Should newbie choose ATM options as the trading vehicles?
Your question is too broad.
There's no single answer, sometimes ATM options are the best choice and sometimes they are not. There's a whole range of factors that have an impact on this (e.g. expiry, price target, implied volatility and etc).
Because ATM has no (or not much) intrinic value so if the trade turn out to be wrong I need to cut loss then I only lose part of the time value.
I also think the chance of OTM turn to an ATM or ITM may be rather slim.
Basically, it's not that clear cut, the choice of the option/strategy depends on a lot variables (e.g. time frame of the trade, implied volatility, target price,...), so you can't just say that ATM options are the best.
Assume the S&P is now 1500. I think it may go up so I buy a 1500 call (an ATM).

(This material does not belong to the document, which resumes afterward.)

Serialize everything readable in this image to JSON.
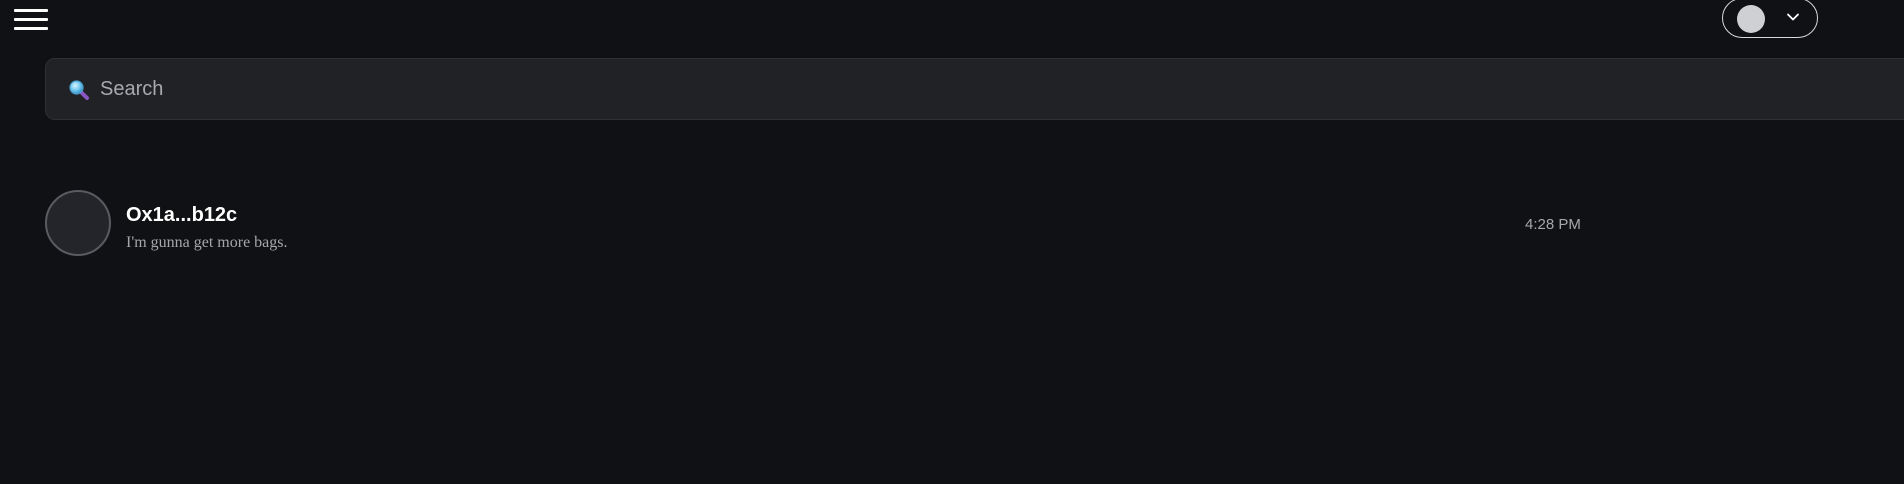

If it goes up, then terrific. If it goes down to 1450 and I want to cut loss then I lost some periemum. But if I buy a 1450 call (an ITM) than I would lose all the intrinic value.
Maybe I should state clearly that I am interested in directional trade in a few days time frame. I know for some strategies you need to buy some OTM.
Now you're talking.
If you're interested in trading a move in the next couple of days then, yes, front-month ATM options give you the biggest "bang for the buck" as they have the highest Gamma.
Gamma is highest for ATM options, so if you don't know how to deal with that I would not trade them without being hedged or understanding the path dependecies of delta neutrality.
If you are just trading directionally and are using options as a substitute for the underlying, then trading ATM options will give you the best momentum properties.
ATM has high gamma, 50 delta, and so on. If that matches your feel for the market's movement, go fo r it.
As others said, it's not quite that simple. The ITM's will have a lot more delta so they will react more in either direction, and of course you are paying for that. The ATM's have more gamma and the lowest IV so you get more bang for your buck.
You need to look at how much delta you are putting on, then you can compare apples with apples. Also, for simple directional plays, vertical spreads are a decent choice as well.
If you are new, and are making directional bets I'd recommend using somewhat ITM options. What happens a lot when you are new, and you make those kind of bets is you end up being right about direction but hardly make any money, because the delta is too small. If you use fairly deep ITM options, the price of the option will move a lot more closely to the way you might intuitively expect, while still having limited downside and decent leverage. Furthermore you will be paying less time premium, so you can let your position ride for longer without having to worry about time decay as much.